Chief minister Adityanath, along with so many of his colleagues in the ruling BJP in the state, at the Centre and in the country at large, believe that they do not owe any apology to the people when horrible crimes are committed against the weak and the innocent.

They have this misplaced notion of masculinity that expressing sympathy for the victims of crime, especially where the party is in power, is a sign of weakness and a confession of failure. This is a weakness that pervades across all BJP ranks, starting with Prime Minister Narendra Modi, home minister Amit Shah and chief minister Adityanath. It must be stated point blank that an expression of compassion and admitting to failure and mistakes is sign of strong people, and not of the weak. The aggression of the BJP leader is a symptom of cowardice, more than anything else.

The UP police’s counter-aggression carries signs of the BJP’s pathological belligerence. This is evident in the manner that the Delhi police, which functions under the control of Union home ministry, and therefore directed by Union home minister Amit Shah, approached the East Delhi communal riots at the end of February this year.

There was not a word of sympathy from Shah or anyone else for those killed in the riots and who suffered huge losses to property. The relentless attempt was to go after the supposed conspirators.

Though Shah, at the all-party meeting he convened soon after the riots, called for the setting up of peace committees, he is loath to voice concern and sympathy for the victims of the riots because a majority of the victims of the Delhi riots were Muslims.

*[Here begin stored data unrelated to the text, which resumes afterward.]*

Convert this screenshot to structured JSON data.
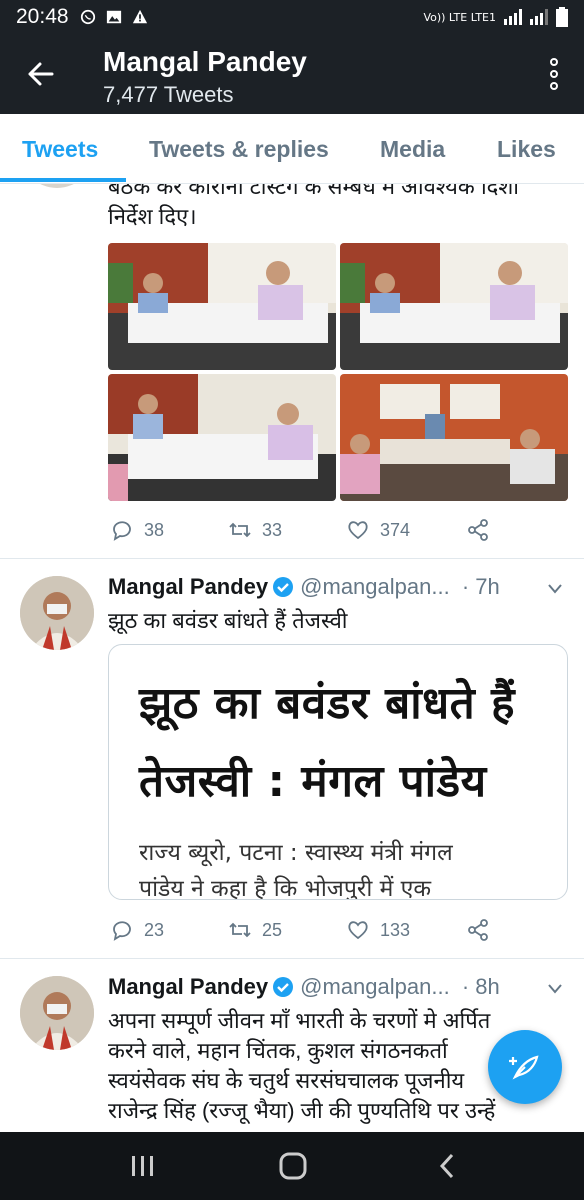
{
  "status_bar": {
    "time": "20:48",
    "network": "Vo)) LTE LTE1",
    "icons": [
      "whatsapp-icon",
      "gallery-icon",
      "warning-icon",
      "signal-icon",
      "battery-icon"
    ]
  },
  "app_bar": {
    "title": "Mangal Pandey",
    "subtitle": "7,477 Tweets"
  },
  "tabs": [
    {
      "label": "Tweets",
      "active": true
    },
    {
      "label": "Tweets & replies",
      "active": false
    },
    {
      "label": "Media",
      "active": false
    },
    {
      "label": "Likes",
      "active": false
    }
  ],
  "tweets": [
    {
      "text_partial": "बैठक कर कोरोना टेस्टिंग के सम्बंध में आवश्यक दिशा",
      "text_line2": "निर्देश दिए।",
      "photos": [
        "meeting-photo-1",
        "meeting-photo-2",
        "meeting-photo-3",
        "meeting-photo-4"
      ],
      "replies": "38",
      "retweets": "33",
      "likes": "374"
    },
    {
      "name": "Mangal Pandey",
      "handle": "@mangalpan...",
      "time": "· 7h",
      "text": "झूठ का बवंडर बांधते हैं तेजस्वी",
      "card": {
        "headline_line1": "झूठ का बवंडर बांधते हैं",
        "headline_line2": "तेजस्वी : मंगल पांडेय",
        "body_line1": "राज्य ब्यूरो, पटना : स्वास्थ्य मंत्री मंगल",
        "body_line2": "पांडेय ने कहा है कि भोजपुरी में एक"
      },
      "replies": "23",
      "retweets": "25",
      "likes": "133"
    },
    {
      "name": "Mangal Pandey",
      "handle": "@mangalpan...",
      "time": "· 8h",
      "lines": [
        "अपना सम्पूर्ण जीवन माँ भारती के चरणों मे अर्पित",
        "करने वाले, महान चिंतक, कुशल संगठनकर्ता",
        "स्वयंसेवक संघ के चतुर्थ सरसंघचालक पूजनीय",
        "राजेन्द्र सिंह (रज्जू भैया) जी की पुण्यतिथि पर उन्हें"
      ]
    }
  ],
  "colors": {
    "accent": "#1da1f2",
    "header_bg": "#1c2126",
    "text_secondary": "#657786"
  }
}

What Modi, Shah and Adityanath need to do is to get rid of this macho attitude towards violence and reach out to the victims. Most of the protests by the Opposition parties over the Hathras case would have lost their credibility if the UP police and the
Adityanath administration had reached out to the family of the dalit victim. The Olympian attitude that the BJP does not look to the caste and community marker of the victim and that it treats all crime as just crime is simply hollow.

It is a good principle in the abstract, but in certain situations, it does not help in ensuring redressal when it comes to caste and gender. A dalit family in most parts of India is at a terrible disadvantage because of the upper caste bias of the police and the administration.

It is futile to pretend that there is no such bias. It is better to acknowledge the bias so that a conscious attempt is made to dealing with crimes against certain castes and communities. And it is the leaders at the top who should be taking the lead in the matter.
The only BJP leader who took a sensible and mature stance in the Hathras case was Uma Bharti, who wrote to chief minister Adityanath to allow Opposition party leaders to go to Hathras and meet the dalit family of the victim.

There are then two major blunders that the Adityanath government has committed. The first is the attempt to play down the magnitude of the crime. The first was the police statement based on the forensic report about it not being a rape, as though the brutal assault on a teenage girl which resulted in her death was no serious matter.

The murder does not become less of a heinous crime because the medical report found no traces of rape. The second folly of the police was to rush through the cremation, which should be treated as a crime because it was an attempt to suppress and destroy evidence.

Filing cases against those who protested, whether it was their business to protest or not, or whether they indulged in hyperbole or not, is an attempt take the focus away from the basic fact that a 19-year-old was assaulted and killed.

That the girl belonged to a dalit family is not an extraneous factor, given the caste animosities in an Indian village, where all castes, including the dalits, are engaged in a power tussle. And in most of these cases of power tussle, dalits are at a disadvantage though there is more talk about the exploitation of dalits from all around and there is little action to do away with the exploitation.

The Adityanath government can hope to win over the dalits by protecting them rather than filing cases against those who spoke out in support of the murdered dalit girl and her family.